Quel a été ton parcours pour devenir Chef de Culture ?

Je viens d’une famille de maraîchers et de viticulteurs, j’ai toujours baigné dans ce milieu. Après mon Bac S, je me suis dirigé vers des études d’Ingénieur Agronome. J’ai occupé un poste de commercial en agrofourniture, mais j’ai vite compris que ce n’était pas pour moi. C’est à ce moment-là que j’ai pris le poste de Chef de Culture.

Quel sont les enjeux de ton poste ?

Le Domaine pour lequel je travaille a la particularité de produire des vins haut de gamme. Je suis donc attendu sur plusieurs choses : l’entretien d’un Domaine irréprochable, la pérennité du vignoble et la récolte d’un raisin de qualité en quantité suffisante.

Quelle est la saisonnalité de ton activité ?

Pour faire simple, on peut découper l’année en 4 saisons : L’hiver : c’est le début d’un nouveau cycle, la période de la taille, des labours, et des plantations. Le printemps : on attaque les travaux en vert avec l’ébourgeonnage, l’enfilage, l’égrappage. L’été : c’est la saison des vendanges. L’automne : c’est un temps plus calme consacré à l’entretien du Domaine et l’arrachage de certaines parcelles.

Quelle est la plus grosse période de l’année ?

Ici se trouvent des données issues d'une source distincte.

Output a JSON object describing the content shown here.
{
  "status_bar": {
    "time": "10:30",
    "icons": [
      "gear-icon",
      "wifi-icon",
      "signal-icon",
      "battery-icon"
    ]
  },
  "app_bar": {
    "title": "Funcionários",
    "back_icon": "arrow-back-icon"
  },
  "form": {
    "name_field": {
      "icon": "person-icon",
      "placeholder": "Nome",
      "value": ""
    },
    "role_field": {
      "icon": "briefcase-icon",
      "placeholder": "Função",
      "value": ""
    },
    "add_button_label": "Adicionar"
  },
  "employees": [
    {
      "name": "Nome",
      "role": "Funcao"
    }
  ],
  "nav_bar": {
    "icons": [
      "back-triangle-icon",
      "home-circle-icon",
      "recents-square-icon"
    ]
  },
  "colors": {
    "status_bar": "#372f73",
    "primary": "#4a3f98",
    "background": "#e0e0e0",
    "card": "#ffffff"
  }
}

On a tendance à penser que ce sont les vendanges, mais pour nous la plus grosse période c’est surtout les travaux en vert ! Les exigences de qualité sur notre Domaine demandent beaucoup de travail en amont de la récolte (ébourgeonnage, égrappage).

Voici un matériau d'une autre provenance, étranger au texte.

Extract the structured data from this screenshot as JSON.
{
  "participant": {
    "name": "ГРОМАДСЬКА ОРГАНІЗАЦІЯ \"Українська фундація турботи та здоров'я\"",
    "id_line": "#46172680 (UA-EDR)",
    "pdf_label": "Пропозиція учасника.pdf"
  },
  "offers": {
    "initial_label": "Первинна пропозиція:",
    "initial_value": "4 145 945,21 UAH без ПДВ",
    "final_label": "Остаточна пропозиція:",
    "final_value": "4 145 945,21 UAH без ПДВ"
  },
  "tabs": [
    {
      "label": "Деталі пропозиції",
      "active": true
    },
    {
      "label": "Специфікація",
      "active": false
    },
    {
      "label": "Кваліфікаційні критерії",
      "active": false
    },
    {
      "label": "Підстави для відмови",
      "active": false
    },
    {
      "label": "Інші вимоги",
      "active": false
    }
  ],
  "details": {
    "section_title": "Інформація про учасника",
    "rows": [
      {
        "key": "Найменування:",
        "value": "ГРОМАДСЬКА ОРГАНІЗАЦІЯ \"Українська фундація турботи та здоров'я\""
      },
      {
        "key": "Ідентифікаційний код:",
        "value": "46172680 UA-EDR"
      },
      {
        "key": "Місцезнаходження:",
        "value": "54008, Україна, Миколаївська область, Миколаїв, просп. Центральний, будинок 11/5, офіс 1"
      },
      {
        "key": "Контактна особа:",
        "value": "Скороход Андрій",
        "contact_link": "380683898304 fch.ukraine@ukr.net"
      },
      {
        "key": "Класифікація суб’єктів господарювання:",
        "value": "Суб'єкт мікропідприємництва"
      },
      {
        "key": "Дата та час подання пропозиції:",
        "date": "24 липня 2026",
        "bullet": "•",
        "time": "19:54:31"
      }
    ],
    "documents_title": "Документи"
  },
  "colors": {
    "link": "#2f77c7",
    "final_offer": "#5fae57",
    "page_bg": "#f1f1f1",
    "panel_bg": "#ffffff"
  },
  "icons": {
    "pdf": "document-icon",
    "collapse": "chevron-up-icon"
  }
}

Quels sont les projets d’innovation sur lesquels tu travailles ?

Là nous sommes en conversion vers le Bio, c’est important aujourd’hui d’avoir ce label, même si le Domaine a toujours eu une philosophie très respectueuse de la nature. À côté, j’essaie de mettre en place des actions pour que notre activité soit en harmonie avec l’environnement. Par exemple, même si les doses que nous utilisons pour traiter les vignes contre les maladies sont très faibles, il y a toujours un impact sur le milieu. En ce moment,  je suis en train de mettre en place un système de récupération des effluents pour que cet impact soit encore réduit.

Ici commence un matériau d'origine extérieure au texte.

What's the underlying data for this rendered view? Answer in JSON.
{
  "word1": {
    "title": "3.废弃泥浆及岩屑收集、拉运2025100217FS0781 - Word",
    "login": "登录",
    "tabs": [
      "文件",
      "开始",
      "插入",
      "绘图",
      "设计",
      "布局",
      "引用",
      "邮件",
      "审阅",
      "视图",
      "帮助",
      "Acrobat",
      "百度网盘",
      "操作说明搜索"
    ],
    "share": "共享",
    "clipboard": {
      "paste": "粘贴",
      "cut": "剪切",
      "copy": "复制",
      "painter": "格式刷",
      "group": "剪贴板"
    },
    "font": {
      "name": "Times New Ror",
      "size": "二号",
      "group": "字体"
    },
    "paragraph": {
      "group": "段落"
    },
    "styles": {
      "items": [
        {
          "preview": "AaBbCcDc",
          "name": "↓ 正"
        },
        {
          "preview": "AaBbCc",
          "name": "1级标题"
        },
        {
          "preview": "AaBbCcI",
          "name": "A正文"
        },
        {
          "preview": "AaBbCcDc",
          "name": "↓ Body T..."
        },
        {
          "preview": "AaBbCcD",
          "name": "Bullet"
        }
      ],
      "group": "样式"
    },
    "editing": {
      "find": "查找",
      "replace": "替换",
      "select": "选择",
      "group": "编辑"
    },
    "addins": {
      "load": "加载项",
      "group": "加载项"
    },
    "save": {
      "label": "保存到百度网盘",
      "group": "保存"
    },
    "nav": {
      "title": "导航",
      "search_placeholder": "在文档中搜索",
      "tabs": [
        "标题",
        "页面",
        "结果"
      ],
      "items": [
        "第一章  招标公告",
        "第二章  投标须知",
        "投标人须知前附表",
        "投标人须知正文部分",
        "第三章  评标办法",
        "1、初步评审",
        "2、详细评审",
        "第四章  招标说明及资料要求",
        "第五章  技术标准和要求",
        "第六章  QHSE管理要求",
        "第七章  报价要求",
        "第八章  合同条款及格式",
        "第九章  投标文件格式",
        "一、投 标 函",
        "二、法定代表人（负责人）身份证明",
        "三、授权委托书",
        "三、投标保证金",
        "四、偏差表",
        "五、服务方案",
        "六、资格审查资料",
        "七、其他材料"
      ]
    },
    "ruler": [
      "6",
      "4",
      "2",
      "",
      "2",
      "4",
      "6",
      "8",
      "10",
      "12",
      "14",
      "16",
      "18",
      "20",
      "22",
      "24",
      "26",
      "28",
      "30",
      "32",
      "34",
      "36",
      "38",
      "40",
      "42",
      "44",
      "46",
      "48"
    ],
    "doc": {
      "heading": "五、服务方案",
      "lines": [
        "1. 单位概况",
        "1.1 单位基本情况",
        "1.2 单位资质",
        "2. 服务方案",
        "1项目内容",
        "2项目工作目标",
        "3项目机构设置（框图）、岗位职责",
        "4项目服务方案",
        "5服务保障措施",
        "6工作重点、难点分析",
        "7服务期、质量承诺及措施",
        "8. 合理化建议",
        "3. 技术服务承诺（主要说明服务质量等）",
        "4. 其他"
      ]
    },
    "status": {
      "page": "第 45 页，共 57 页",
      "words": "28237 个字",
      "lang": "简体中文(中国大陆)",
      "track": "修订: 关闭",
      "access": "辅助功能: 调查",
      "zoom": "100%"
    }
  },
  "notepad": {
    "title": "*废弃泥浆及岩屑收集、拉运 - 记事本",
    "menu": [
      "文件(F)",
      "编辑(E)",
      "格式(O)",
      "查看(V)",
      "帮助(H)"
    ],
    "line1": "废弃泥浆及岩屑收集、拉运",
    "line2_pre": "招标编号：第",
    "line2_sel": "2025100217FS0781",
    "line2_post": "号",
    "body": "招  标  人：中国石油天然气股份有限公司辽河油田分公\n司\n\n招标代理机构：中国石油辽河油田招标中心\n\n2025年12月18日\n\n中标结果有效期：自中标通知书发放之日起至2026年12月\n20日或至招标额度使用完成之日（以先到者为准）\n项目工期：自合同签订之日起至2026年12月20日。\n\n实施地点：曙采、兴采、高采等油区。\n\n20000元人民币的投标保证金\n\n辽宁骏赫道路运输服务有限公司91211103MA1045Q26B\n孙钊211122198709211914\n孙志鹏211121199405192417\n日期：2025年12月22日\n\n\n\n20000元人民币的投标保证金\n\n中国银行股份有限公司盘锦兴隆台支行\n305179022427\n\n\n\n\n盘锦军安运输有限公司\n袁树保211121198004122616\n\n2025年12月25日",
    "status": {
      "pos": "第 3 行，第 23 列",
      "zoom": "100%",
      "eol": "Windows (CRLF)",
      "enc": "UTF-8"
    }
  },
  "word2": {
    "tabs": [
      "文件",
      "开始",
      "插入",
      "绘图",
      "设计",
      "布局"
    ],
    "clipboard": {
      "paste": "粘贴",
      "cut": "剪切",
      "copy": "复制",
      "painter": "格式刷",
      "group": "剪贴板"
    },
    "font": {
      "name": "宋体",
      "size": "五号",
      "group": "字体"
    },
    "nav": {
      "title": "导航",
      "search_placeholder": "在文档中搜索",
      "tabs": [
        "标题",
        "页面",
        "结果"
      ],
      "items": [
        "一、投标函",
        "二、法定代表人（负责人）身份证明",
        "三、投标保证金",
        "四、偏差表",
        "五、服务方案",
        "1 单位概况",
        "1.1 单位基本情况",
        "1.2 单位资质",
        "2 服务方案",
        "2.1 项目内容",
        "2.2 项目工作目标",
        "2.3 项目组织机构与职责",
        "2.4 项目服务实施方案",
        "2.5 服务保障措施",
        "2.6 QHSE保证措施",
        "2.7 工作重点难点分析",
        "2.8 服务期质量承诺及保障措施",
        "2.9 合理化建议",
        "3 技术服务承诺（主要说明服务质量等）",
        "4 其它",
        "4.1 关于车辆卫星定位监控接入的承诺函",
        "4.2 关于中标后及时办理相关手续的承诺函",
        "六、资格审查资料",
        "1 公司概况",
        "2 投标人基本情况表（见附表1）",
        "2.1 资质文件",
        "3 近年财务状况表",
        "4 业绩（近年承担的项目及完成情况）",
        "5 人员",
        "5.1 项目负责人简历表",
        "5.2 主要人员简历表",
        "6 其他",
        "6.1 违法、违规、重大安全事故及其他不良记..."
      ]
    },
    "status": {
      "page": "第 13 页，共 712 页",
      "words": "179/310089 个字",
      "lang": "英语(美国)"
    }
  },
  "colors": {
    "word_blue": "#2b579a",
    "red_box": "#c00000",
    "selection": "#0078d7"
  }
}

Ta journée type en ce moment ?

À 07h00, je fais l’accueil et le pointage des équipes, le brief de la journée et le lancement des travaux. Ensuite je tourne sur le vignoble pour vérifier l’avancement et le respect des consignes de travail et de sécurité. Je suis au maximum sur le terrain pour rester proche de la réalité du travail et des équipes, et aussi parce qu’elles ont beaucoup à m’apprendre. Je n’ai que 28 ans, alors que certains permanents travaillent sur le Domaine depuis plus de 30 ans. En fin de matinée, je suis au bureau pour m’occuper des tâches administratives, de la gestion des ressources humaines – nous sommes 10 ouvriers agricoles à l’année, et il y a 50 saisonniers en ce moment – ça prend donc du temps ! L’après-midi, je refais un tour des chantiers et à 15h00 c’est la fin de journée pour les équipes. Pour ma part, je retourne au bureau jusqu’à 16h00 – 17h00 environ, ça dépend des jours.

Quelles sont les qualités nécessaires à ce métier ?

Beaucoup de rigueur et d’anticipation, c’est un métier qui demande de l’organisation mais aussi de la réactivité. Il faut aussi de la patience, de la communication et de l’autorité pour le côté managérial du métier. Il ne faut pas avoir peur de se dépenser ! C’est assez physique. Et bien sûr, il faut être passionné de nature.